Thursday, September 4, 2008

Why Darfur Remains Untouched

Lots of people in the university world like to protest about Darfur and "raise awareness;" it's a popular means for picking up women at cocktail parties. Sadly for those taking the issue seriously, I think their efforts are futile. Awareness is already pretty high; raising it more is not going to do much to pressure Western statesment into acting. It is ultimately logistical problems are keeping anyone from doing anything. It's harder than it looks.

Any intervention into Somalia would be met hostilely. Where would one land, unless one was willing to fly in shooting? The UN has serious problems with actually killing people in peacekeeping missions, and the Darfur problem would be militarily untenable for them unless they made a deal with the Sudanese government (which the Sudanese government is uninterested in).

While in my Great Power Military Interventions class today, Professor Barry Posen brought up a few more interesting points about Darfur that I had not considered. After some thinking, I realised the following, that make Darfur largely doomed for the near future:

1) Only three countries in the world have global lift. These are France, Britain, and the US. The US outstretches the other two by far, but nobody besides these three countries can actually pick an arbitrary location on the map and sustain a conflict there. The EU is purchasing C-17's (probably about 200 in 10 years), which is great; they will soon be able to supply their own foreign peacekeeping missions. But for the past 15 years, all eyes have turned to the US, UK, and France for ever-critical logistics in these affairs, giving the three serious veto power in any kind of global foreign mission.

2) The US has all the airlift. France and the UK only have boats--and each country only has about as much sealift as the US Marine Corps. A mission without the US would mean absolutely zero rapid response, emergency supply, etc--making it unbearably risky for most European states.

3) The US is tied down. Iraq/Afghanistan obviously have US supply vessels pretty tied up, and the US can't afford to promise dozens of such vessels for a long, difficult mission in Africa.

4) The US is politically insular. After the Iraq debacle, both international and domestic pressure flared, and any international action by the US is likely to be laughed at by policymakers that have any hopes of a pension.

5) Darfur is geographically nasty. Out west, past Khartoum and other large cities in the Sudan and away from arifields, the jungles of Darfur are highly reminiscent of Vietnam--making military commanders wince at the idea of plunging back into anti-insurgent warfare in a climate they don't yet know how to handle.

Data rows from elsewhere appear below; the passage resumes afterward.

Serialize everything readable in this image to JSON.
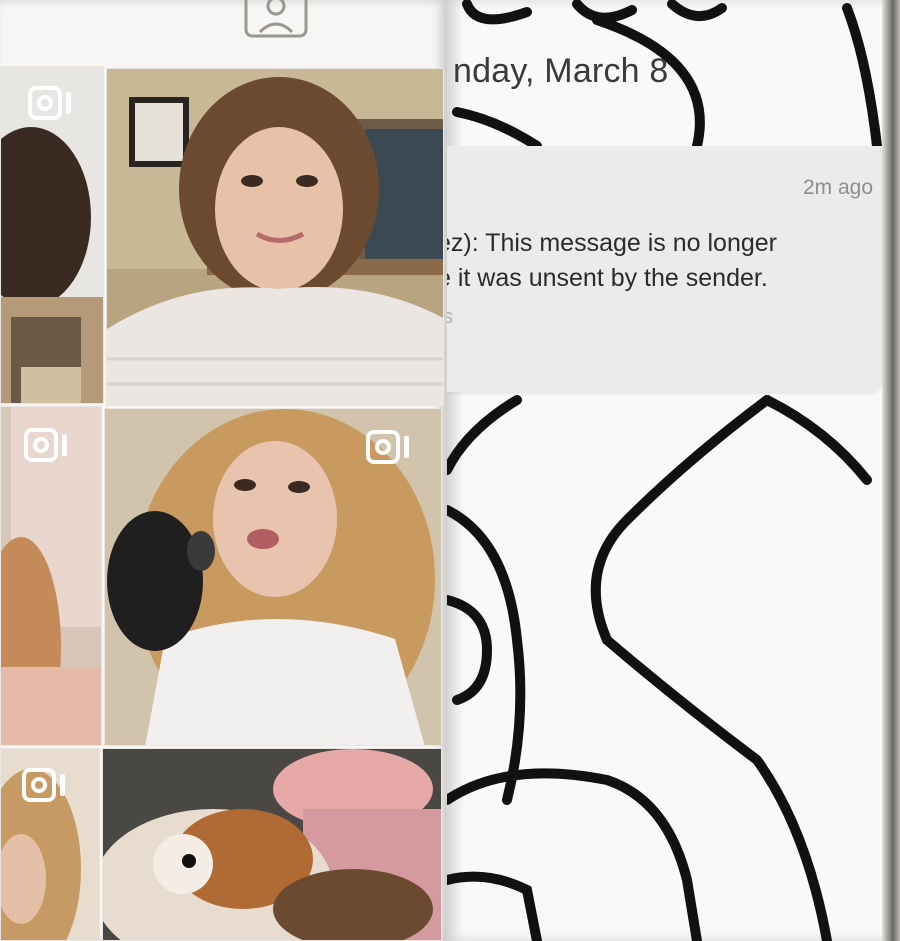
{
  "left_page": {
    "profile_icon": "person-tag-icon",
    "video_icon": "video-camera-icon",
    "photos": [
      {
        "name": "photo-selfie-short-hair",
        "has_video_icon": false
      },
      {
        "name": "photo-singing-microphone",
        "has_video_icon": true
      },
      {
        "name": "photo-guinea-pig",
        "has_video_icon": false
      }
    ]
  },
  "right_page": {
    "date": "nday, March 8",
    "notification": {
      "time": "2m ago",
      "line1": "ez): This message is no longer",
      "line2": "e it was unsent by the sender.",
      "sub": "s"
    }
  },
  "colors": {
    "outline": "#111111",
    "card": "#ecebea",
    "time_text": "#8e8e8e"
  }
}
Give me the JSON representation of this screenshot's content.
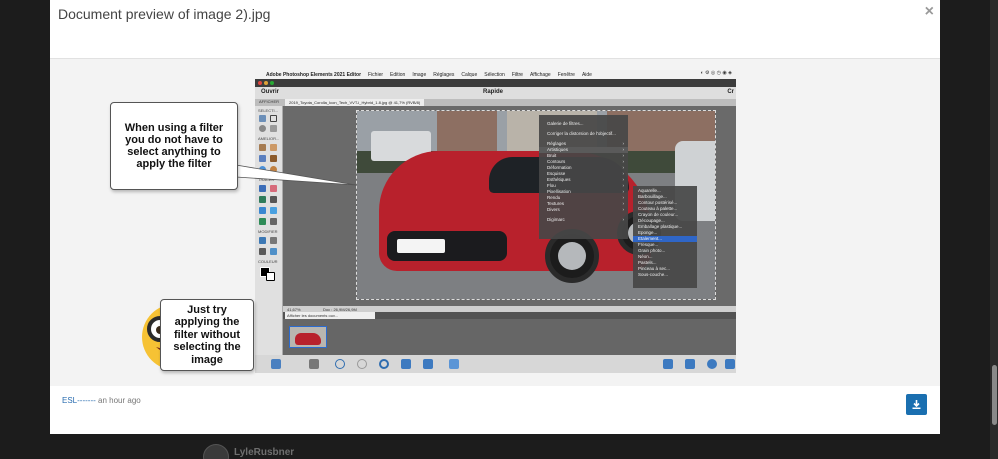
{
  "modal": {
    "title": "Document preview of image 2).jpg",
    "close_glyph": "×",
    "author_name": "ESL-------",
    "timestamp": "an hour ago",
    "download_icon": "download-icon"
  },
  "background": {
    "username": "LyleRusbner"
  },
  "screenshot": {
    "mac_menu": [
      "Adobe Photoshop Elements 2021 Editor",
      "Fichier",
      "Edition",
      "Image",
      "Réglages",
      "Calque",
      "Sélection",
      "Filtre",
      "Affichage",
      "Fenêtre",
      "Aide"
    ],
    "toolbar_left": "Ouvrir",
    "toolbar_mode": "Rapide",
    "toolbar_right": "Cr",
    "afficher": "AFFICHER",
    "doc_tab": "2019_Toyota_Corolla_Icon_Tech_VVT-i_Hybrid_1.8.jpg @ 41,7% (RVB/8)",
    "tool_labels": [
      "SELECTI...",
      "AMELIOR...",
      "TRACER",
      "MODIFIER",
      "COULEUR"
    ],
    "filter_menu": {
      "items_top": [
        "Galerie de filtres...",
        "Corriger la distorsion de l'objectif..."
      ],
      "items": [
        "Réglages",
        "Artistiques",
        "Bruit",
        "Contours",
        "Déformation",
        "Esquisse",
        "Esthétiques",
        "Flou",
        "Pixellisation",
        "Rendu",
        "Textures",
        "Divers"
      ],
      "item_bottom": "Digimarc"
    },
    "artistic_submenu": [
      "Aquarelle...",
      "Barbouillage...",
      "Contour postérisé...",
      "Couteau à palette...",
      "Crayon de couleur...",
      "Découpage...",
      "Emballage plastique...",
      "Eponge...",
      "Etalement...",
      "Fresque...",
      "Grain photo...",
      "Néon...",
      "Pastels...",
      "Pinceau à sec...",
      "Sous-couche..."
    ],
    "status_zoom": "41,67%",
    "status_doc": "Doc : 26,9M/26,9M",
    "bin_select": "Afficher les documents ouv..."
  },
  "callouts": {
    "top": "When using a filter you do not have to select anything to apply the filter",
    "bottom": "Just try applying the filter without selecting the image"
  },
  "colors": {
    "accent": "#1a6fb0",
    "car_red": "#b8212c",
    "menu_highlight": "#2f66c7"
  }
}
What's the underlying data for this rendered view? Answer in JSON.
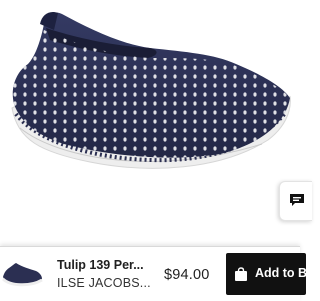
{
  "product": {
    "title": "Tulip 139 Per...",
    "brand": "ILSE JACOBS...",
    "price": "$94.00",
    "image_icon": "slip-on-sneaker-image"
  },
  "actions": {
    "add_to_bag_label": "Add to B",
    "bag_icon": "shopping-bag-icon",
    "chat_icon": "chat-icon"
  },
  "colors": {
    "shoe_upper": "#2b2f52",
    "sole": "#f1f1f1",
    "button_bg": "#111111",
    "button_text": "#ffffff"
  }
}
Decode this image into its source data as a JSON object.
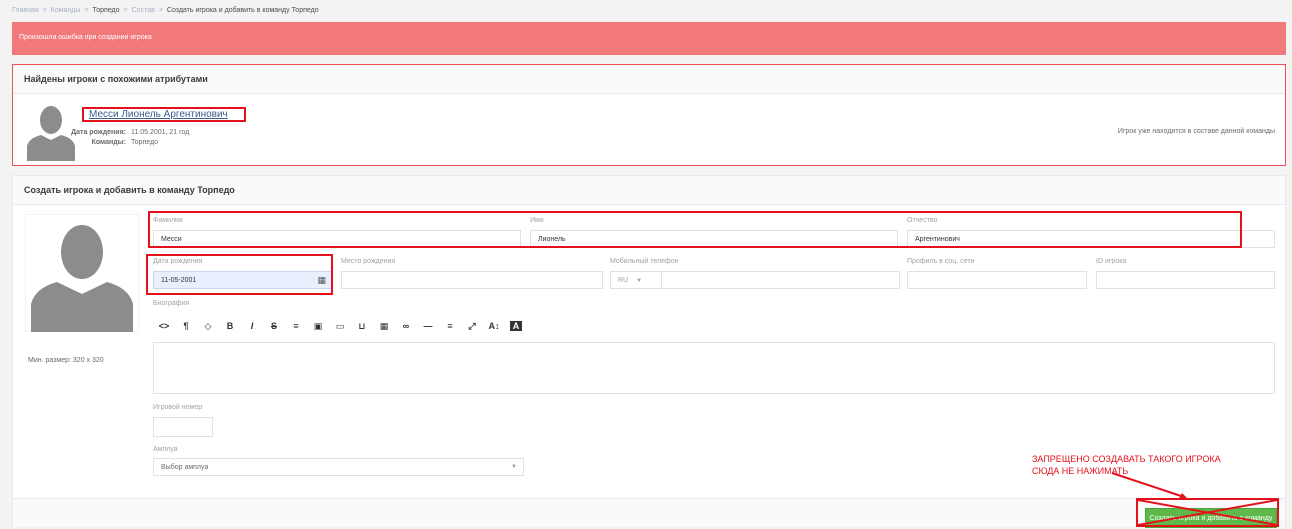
{
  "breadcrumb": {
    "home": "Главная",
    "teams": "Команды",
    "team": "Торпедо",
    "roster": "Состав",
    "current": "Создать игрока и добавить в команду Торпедо",
    "separator": ">"
  },
  "alert": {
    "message": "Произошла ошибка при создании игрока",
    "color": "#f2797a"
  },
  "similar": {
    "title": "Найдены игроки с похожими атрибутами",
    "player": {
      "name": "Месси Лионель Аргентинович",
      "birth_label": "Дата рождения:",
      "birth_value": "11.05.2001, 21 год",
      "teams_label": "Команды:",
      "teams_value": "Торпедо"
    },
    "note": "Игрок уже находится в составе данной команды"
  },
  "form": {
    "title": "Создать игрока и добавить в команду Торпедо",
    "min_size": "Мин. размер: 320 x 320",
    "last_name": {
      "label": "Фамилия",
      "value": "Месси"
    },
    "first_name": {
      "label": "Имя",
      "value": "Лионель"
    },
    "patronymic": {
      "label": "Отчество",
      "value": "Аргентинович"
    },
    "birth_date": {
      "label": "Дата рождения",
      "value": "11-05-2001"
    },
    "birth_place": {
      "label": "Место рождения",
      "value": ""
    },
    "phone": {
      "label": "Мобильный телефон",
      "code": "RU",
      "value": ""
    },
    "social": {
      "label": "Профиль в соц. сети",
      "value": ""
    },
    "player_id": {
      "label": "ID игрока",
      "value": ""
    },
    "bio": {
      "label": "Биография"
    },
    "number": {
      "label": "Игровой номер",
      "value": ""
    },
    "position": {
      "label": "Амплуа",
      "placeholder": "Выбор амплуа"
    },
    "submit": "Создать игрока и добавить в команду"
  },
  "toolbar": [
    {
      "name": "code-view-icon",
      "glyph": "<>"
    },
    {
      "name": "paragraph-icon",
      "glyph": "¶"
    },
    {
      "name": "color-drop-icon",
      "glyph": "◇"
    },
    {
      "name": "bold-icon",
      "glyph": "B"
    },
    {
      "name": "italic-icon",
      "glyph": "I"
    },
    {
      "name": "strikethrough-icon",
      "glyph": "S"
    },
    {
      "name": "list-icon",
      "glyph": "≡"
    },
    {
      "name": "image-icon",
      "glyph": "▣"
    },
    {
      "name": "video-icon",
      "glyph": "▭"
    },
    {
      "name": "upload-icon",
      "glyph": "⊔"
    },
    {
      "name": "table-icon",
      "glyph": "▦"
    },
    {
      "name": "link-icon",
      "glyph": "∞"
    },
    {
      "name": "horizontal-rule-icon",
      "glyph": "—"
    },
    {
      "name": "align-icon",
      "glyph": "≡"
    },
    {
      "name": "fullscreen-icon",
      "glyph": "⤢"
    },
    {
      "name": "font-size-icon",
      "glyph": "A↕"
    },
    {
      "name": "text-color-icon",
      "glyph": "A"
    }
  ],
  "annotation": {
    "line1": "ЗАПРЕЩЕНО СОЗДАВАТЬ ТАКОГО ИГРОКА",
    "line2": "СЮДА НЕ НАЖИМАТЬ",
    "color": "#e4111d"
  }
}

So the Darfur mess is likely to stay a mess for some time. As much as we feel good by screaming "do something!" and blaming current statesmen for inaction, neither incoming presidential candidate is going to have a magic bullet to easily and cheaply go "fix" Darfur, and wacky African dictators are likely to get away with genocide for some time to come.

3 comments:

Anonymous said...

Small correction: The European countries (not the EU) are purchasing about 200 A400s (and not C-17s) in the next 10 years. Only the UK has purchased 5 C-17s over the last years.

Unknown said...

Ah, excellent: Thank you very much.

Unknown said...

Another small correction: Darfur is mostly (and I might even say entirely) desert and grassland with very few trees. Other than several small hills and mountains, the area is mostly flat. Its not like Vietnam in terms of geography but it might be in Vietnam (or Somalia) in terms of military strategy or politics.

Anyways, what you say is true. With Sudan's blockage of UN missions and Darfur's extremely bad infrastructure, the logistics of deploying UNAMID peacekeepers is enormous. The US is the only nation that can really play a role in deploying UNAMID peacekeepers unless Libya opens their ports and borders.